Of course, IDS's magic cookies will be of little use if the unemployed person, unable to afford a PC or ISP account, has to use the PC in the public library. IDS is an idiot.
not sure you can get much info in a cookie
about 4000 bytes max
There is a lot of fear on the Internet that cookies will damage your hard drive, copy your data or reveal your secret super hero identity. But this is not true. cookies are not dangerous. According to the Computer Incident Advisory Capability (CIAC)
"[the] vulnerability of systems to damage or snooping by using web browser cookies is essentially nonexistent."In fact, the vulnerability is more in what information you give to the website, than what they can take. If you fill out a form on a website, and give them your name, address, and phone number, they could conceivably store that information in a cookie to retrieve the next time you came to that site. But this is very unlikely. They are more likely to give you a unique ID that is stored in a cookie, and relate that to a database entry with your name, address, and phone number.
In this case, the cookie isn't the problem, it's that you gave information to that website.
BTW, not exactly 'real' cookies, but one reason why I won't have Adobe (Macromedia) Flash on my system any more:-
"United Virtualities is offering online marketers and publishers technology that attempts to undermine the growing trend among consumers to delete cookies planted in their computers.
According to JupiterResearch, a division of Jupitermedia Corp., 58 percent of Internet users have deleted [their normal web browser] cookies, essentially making many consumers anonymous during site visits. In addition, 39 percent of consumers are deleting cookies from their primary computer monthly.

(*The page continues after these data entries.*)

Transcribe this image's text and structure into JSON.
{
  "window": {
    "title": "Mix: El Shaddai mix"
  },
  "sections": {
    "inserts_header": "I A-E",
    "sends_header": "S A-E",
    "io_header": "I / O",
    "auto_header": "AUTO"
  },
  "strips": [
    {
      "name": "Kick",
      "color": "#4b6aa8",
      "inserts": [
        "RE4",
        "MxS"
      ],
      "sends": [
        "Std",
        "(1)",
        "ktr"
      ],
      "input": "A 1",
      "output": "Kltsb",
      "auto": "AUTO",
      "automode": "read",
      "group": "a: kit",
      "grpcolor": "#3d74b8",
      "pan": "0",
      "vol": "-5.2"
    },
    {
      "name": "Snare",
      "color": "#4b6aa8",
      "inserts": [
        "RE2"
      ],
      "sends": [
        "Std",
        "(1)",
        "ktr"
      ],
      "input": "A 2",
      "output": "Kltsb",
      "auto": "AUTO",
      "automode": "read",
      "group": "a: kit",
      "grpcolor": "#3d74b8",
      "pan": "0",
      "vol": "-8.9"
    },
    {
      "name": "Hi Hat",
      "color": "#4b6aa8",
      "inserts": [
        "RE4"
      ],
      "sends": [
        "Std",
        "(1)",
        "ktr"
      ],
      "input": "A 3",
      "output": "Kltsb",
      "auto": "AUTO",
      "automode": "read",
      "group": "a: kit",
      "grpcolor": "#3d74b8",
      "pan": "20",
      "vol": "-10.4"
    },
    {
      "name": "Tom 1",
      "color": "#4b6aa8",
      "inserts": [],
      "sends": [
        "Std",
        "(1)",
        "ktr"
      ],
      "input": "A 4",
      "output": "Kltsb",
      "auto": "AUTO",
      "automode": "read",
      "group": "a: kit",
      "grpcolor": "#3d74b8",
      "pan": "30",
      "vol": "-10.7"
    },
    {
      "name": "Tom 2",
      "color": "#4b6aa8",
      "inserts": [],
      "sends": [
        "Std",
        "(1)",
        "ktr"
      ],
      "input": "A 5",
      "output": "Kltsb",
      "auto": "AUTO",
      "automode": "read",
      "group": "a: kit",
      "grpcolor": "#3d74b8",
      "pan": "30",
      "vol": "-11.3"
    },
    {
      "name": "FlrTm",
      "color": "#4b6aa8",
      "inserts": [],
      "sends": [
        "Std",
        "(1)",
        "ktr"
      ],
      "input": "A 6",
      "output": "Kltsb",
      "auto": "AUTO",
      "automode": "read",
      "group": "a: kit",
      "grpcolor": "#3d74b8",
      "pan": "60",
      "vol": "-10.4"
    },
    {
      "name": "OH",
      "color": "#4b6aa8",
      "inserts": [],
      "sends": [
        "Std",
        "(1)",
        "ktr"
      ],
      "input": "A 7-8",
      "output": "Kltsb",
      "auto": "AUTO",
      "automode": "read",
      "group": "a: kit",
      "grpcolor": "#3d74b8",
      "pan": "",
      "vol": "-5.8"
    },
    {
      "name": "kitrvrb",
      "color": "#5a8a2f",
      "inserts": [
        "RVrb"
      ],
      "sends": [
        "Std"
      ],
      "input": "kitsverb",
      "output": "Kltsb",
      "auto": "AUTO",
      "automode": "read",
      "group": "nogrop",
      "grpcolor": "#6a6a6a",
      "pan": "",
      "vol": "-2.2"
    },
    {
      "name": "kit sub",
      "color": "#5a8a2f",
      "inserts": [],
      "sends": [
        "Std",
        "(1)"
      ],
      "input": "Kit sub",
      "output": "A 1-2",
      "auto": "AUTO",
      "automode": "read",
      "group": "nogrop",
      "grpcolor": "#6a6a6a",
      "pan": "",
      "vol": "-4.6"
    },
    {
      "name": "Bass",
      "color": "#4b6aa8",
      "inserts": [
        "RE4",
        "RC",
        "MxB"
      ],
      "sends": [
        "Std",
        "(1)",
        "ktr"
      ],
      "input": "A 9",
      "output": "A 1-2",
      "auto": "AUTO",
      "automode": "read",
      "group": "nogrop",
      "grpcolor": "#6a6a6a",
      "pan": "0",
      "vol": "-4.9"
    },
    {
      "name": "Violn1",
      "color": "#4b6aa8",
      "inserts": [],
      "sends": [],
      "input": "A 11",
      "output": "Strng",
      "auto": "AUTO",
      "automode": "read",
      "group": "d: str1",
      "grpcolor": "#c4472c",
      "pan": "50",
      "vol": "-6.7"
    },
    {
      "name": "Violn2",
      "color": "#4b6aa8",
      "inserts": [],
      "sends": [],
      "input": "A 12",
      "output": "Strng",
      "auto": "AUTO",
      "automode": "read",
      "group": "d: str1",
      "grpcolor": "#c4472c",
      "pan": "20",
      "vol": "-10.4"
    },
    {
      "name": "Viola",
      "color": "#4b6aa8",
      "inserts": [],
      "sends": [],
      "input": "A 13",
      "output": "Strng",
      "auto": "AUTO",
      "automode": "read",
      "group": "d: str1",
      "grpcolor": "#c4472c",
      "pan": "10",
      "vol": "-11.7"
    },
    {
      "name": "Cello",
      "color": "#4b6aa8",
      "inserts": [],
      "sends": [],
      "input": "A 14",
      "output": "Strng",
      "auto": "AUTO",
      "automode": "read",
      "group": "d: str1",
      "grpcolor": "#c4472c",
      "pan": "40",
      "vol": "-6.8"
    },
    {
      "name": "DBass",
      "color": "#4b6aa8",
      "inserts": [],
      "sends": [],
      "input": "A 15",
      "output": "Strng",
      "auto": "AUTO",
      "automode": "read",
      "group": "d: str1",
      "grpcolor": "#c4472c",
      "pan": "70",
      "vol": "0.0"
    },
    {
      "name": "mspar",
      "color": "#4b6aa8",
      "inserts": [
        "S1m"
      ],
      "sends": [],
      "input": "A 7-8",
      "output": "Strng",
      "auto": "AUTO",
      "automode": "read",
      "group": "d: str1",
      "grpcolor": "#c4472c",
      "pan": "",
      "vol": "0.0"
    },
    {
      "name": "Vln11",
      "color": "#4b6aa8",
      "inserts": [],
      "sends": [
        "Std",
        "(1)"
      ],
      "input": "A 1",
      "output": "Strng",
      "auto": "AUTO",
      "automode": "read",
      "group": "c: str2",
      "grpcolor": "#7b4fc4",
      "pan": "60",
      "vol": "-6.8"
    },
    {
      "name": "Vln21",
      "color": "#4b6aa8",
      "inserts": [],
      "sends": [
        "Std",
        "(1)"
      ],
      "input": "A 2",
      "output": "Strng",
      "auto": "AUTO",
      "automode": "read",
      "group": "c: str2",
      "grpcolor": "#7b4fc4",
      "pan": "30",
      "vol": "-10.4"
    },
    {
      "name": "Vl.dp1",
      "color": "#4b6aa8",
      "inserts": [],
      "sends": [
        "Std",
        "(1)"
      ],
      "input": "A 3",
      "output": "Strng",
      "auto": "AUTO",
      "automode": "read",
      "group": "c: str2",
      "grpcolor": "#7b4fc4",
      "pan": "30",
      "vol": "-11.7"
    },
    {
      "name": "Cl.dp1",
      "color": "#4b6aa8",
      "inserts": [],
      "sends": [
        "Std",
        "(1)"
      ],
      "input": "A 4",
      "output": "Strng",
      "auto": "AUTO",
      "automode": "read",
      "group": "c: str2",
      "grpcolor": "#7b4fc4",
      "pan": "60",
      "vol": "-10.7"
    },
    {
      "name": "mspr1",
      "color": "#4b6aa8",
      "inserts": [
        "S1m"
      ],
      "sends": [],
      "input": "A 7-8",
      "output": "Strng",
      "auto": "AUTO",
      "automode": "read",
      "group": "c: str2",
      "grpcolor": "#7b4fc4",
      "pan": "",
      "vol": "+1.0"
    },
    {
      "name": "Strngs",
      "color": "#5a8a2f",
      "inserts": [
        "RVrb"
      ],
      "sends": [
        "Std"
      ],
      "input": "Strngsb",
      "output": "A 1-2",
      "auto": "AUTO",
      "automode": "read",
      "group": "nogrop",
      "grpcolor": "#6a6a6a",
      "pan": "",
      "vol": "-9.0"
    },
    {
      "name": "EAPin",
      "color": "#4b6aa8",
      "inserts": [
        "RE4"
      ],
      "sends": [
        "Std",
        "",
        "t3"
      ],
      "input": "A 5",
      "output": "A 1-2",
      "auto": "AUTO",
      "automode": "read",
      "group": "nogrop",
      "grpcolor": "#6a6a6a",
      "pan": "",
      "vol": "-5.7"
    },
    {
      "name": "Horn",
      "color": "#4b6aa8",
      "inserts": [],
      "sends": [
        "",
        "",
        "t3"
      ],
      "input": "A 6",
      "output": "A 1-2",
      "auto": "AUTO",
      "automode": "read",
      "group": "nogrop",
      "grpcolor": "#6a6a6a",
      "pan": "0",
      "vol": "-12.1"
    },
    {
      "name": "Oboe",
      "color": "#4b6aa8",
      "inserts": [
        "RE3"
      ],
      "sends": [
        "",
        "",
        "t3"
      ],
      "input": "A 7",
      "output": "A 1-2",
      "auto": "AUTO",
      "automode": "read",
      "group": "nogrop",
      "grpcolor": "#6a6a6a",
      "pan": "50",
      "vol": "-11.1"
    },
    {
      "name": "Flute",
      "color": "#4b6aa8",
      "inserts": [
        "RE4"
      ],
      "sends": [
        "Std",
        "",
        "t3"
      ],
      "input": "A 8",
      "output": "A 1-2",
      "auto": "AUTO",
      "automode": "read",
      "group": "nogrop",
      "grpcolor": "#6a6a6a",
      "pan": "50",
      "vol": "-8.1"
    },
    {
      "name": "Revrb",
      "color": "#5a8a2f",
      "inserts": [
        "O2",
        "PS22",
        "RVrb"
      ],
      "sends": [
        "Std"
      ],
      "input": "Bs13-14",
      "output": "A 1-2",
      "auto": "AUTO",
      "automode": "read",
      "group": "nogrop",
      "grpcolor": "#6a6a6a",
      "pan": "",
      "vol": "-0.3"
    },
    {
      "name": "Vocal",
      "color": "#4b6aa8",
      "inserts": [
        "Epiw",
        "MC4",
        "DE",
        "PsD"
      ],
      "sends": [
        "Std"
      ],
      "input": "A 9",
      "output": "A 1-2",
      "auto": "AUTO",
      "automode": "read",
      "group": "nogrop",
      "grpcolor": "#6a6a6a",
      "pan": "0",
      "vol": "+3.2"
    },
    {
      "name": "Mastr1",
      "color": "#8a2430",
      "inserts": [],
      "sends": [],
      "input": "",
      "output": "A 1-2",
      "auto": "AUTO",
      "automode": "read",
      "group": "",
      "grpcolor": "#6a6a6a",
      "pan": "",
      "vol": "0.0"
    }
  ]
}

United Virtualities's PIE helps combat this consumer behavior by leveraging a feature in Flash MX called local shared objects. Flash MX is a Macromedia Inc. application for developing multimedia Web content, user interfaces and Web applications. The technology runs on a Flash Player that the company says is deployed on 98 percent of Internet-capable computers.
When a consumer goes to a PIE-enabled website, the visitor's browser is tagged with a Flash object that contains a unique identification similar to the text found in a traditional cookie. In this way, PIE acts as a cookie backup, and can also restore the original cookie when the consumer revisits the site.
While consumers have learned to delete cookies, most are unaware of shared objects, and don't know how to disable them.
Mookie Tanembaum, founder and chief executive of United Virtualities, says the company is trying to help consumers by preventing them from deleting cookies that help website operators deliver better services.
"The user is not proficient enough in technology to know if the cookie is good or bad, or how it works," [CEO] Tanembaum said."
Edited by happy_renting, 20 December 2012 - 11:08 PM.